Library could honor Johns
Published 9:14 pm Wednesday, March 1, 2017
Members of the Farmville Town Council are reaching out to county officials with an idea to name the Farmville-Prince Edward Community Library after civil rights pioneer Barbara Rose Johns.
Ward D Councilman and Vice Mayor A.D. “Chuckie” Reid initiated the discussion during the council’s Wednesday work session.
“(We) want to get with the county to see if we can name the library after Barbara Johns,” he said.
During its Feb. 8 council meeting, Mayor David Whitus appointed Reid chair of a committee to explore opportunities in recognizing Johns. Ward B Councilwoman Sally Thompson and At-Large Councilman Dan Dwyer also serve on the committee.
Once located downtown, the library is located at 1303 W. Third St. in Farmville.
“I had talked to Gerry (Spates, town manager,) earlier … about the Barbara Johns project.
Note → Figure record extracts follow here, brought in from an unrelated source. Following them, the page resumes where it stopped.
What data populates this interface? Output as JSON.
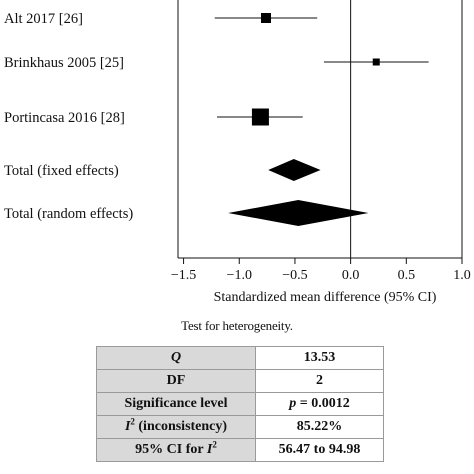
{
  "chart_data": {
    "type": "forest",
    "xlabel": "Standardized mean difference (95% CI)",
    "xlim": [
      -1.55,
      1.0
    ],
    "ticks": [
      -1.5,
      -1.0,
      -0.5,
      0.0,
      0.5,
      1.0
    ],
    "tick_labels": [
      "−1.5",
      "−1.0",
      "−0.5",
      "0.0",
      "0.5",
      "1.0"
    ],
    "reference_line": 0.0,
    "studies": [
      {
        "label": "Alt 2017 [26]",
        "estimate": -0.76,
        "ci": [
          -1.22,
          -0.3
        ],
        "weight": "small"
      },
      {
        "label": "Brinkhaus 2005 [25]",
        "estimate": 0.23,
        "ci": [
          -0.24,
          0.7
        ],
        "weight": "smallest"
      },
      {
        "label": "Portincasa 2016 [28]",
        "estimate": -0.81,
        "ci": [
          -1.2,
          -0.43
        ],
        "weight": "large"
      }
    ],
    "pooled": [
      {
        "label": "Total (fixed effects)",
        "estimate": -0.51,
        "ci": [
          -0.74,
          -0.27
        ]
      },
      {
        "label": "Total (random effects)",
        "estimate": -0.47,
        "ci": [
          -1.1,
          0.16
        ]
      }
    ]
  },
  "heterogeneity": {
    "title": "Test for heterogeneity.",
    "rows": [
      {
        "label": "Q",
        "value": "13.53"
      },
      {
        "label": "DF",
        "value": "2"
      },
      {
        "label": "Significance level",
        "value_prefix": "p",
        "value_rest": " = 0.0012"
      },
      {
        "label_main": "I",
        "label_sup": "2",
        "label_rest": " (inconsistency)",
        "value": "85.22%"
      },
      {
        "label_prefix": "95% CI for ",
        "label_main": "I",
        "label_sup": "2",
        "value": "56.47 to 94.98"
      }
    ]
  }
}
I talked to Dan, and I haven’t talked to Sally, we haven’t met,” Reid said before raising the library as a possibility.
“Yeah, I think that’s a very interesting recommendation,” Whitus responded. “I did not know … that she was a librarian. Her life’s work was (as) a librarian. And, so, I think it would be most appropriate to name the library after her. But that’s a town-county (conversation).”
“It has to be joint,” Thompson said.
“We need to meet with them and see,” Reid noted, referencing county officials.
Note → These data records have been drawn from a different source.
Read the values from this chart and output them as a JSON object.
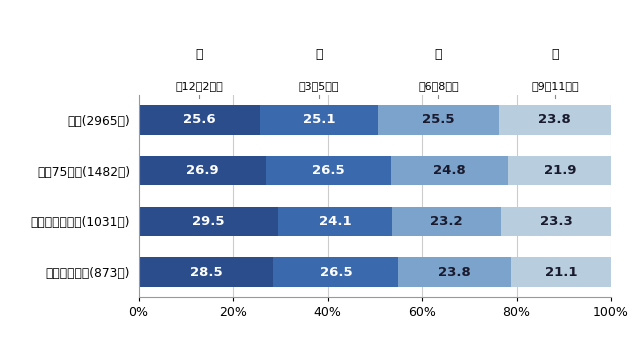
{
  "categories": [
    "全体(2965例)",
    "年齢75歳超(1482例)",
    "心原性脳塞栓症(1031例)",
    "中等症～重症(873例)"
  ],
  "season_line1": [
    "冬",
    "春",
    "夏",
    "秋"
  ],
  "season_line2": [
    "（12～2月）",
    "（3～5月）",
    "（6～8月）",
    "（9～11月）"
  ],
  "values": [
    [
      25.6,
      25.1,
      25.5,
      23.8
    ],
    [
      26.9,
      26.5,
      24.8,
      21.9
    ],
    [
      29.5,
      24.1,
      23.2,
      23.3
    ],
    [
      28.5,
      26.5,
      23.8,
      21.1
    ]
  ],
  "colors": [
    "#2B4D8C",
    "#3A6AAD",
    "#7BA3CC",
    "#B8CEDF"
  ],
  "background_color": "#FFFFFF",
  "bar_height": 0.58,
  "xlim": [
    0,
    100
  ],
  "xlabel_ticks": [
    0,
    20,
    40,
    60,
    80,
    100
  ],
  "xlabel_labels": [
    "0%",
    "20%",
    "40%",
    "60%",
    "80%",
    "100%"
  ],
  "grid_color": "#CCCCCC",
  "text_colors": [
    "white",
    "white",
    "#1A1A2E",
    "#1A1A2E"
  ]
}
Johns worked in Philadelphia Public Schools in libraries for 24 years before she died in 1991.
“I think it’s very appropriate,” Whitus said of naming the library after Johns, reiterating what he said earlier.
The 16-year-old Johns led a group of students to walk out of the R.R. Moton High School in protest of the dilapidated conditions in 1951, paving the way for a lawsuit that led to the desegregation of the nation’s public schools.
Last Thursday, Gov. Terry McAuliffe dedicated a newly-renovated state office building in honor of Johns in Richmond.
The building, which houses the attorney general’s office, not only bears Johns’ name, but a portrait of her inside, along with a plaque commemorating the naming.
“I’m delighted to hear that the Farmville Town Council has decided to form a committee to explore how the town might honor Barbara Johns locally,” said Cameron Patterson, managing director of the Moton Museum and National Historic Landmark, in a previous interview regarding the town’s consideration of honoring Johns. “Recognition locally will serve as a powerful reminder to citizens of the impact that Barbara Johns and her classmates had and how young people can use the tools of democracy to create powerful change.”
Several weeks ago, state Sen. Mark Peake, R-Lynchburg, introduced a Senate Joint Resolution before his colleagues in the Virginia General Assembly that would designate April 23 of each year as Barbara Johns Day in Virginia.
The resolution has passed the House of Delegates and awaits McAuliffe’s signature.
“It’s hard to find words to express how we feel, but it’s wonderful,” said Joan Johns Cobbs, Barbara’s sister who marched with her in 1951. “It is an exciting time in our life because we have been through a lot … This seems to be the culmination of a lot of good things that have happened since she has passed.”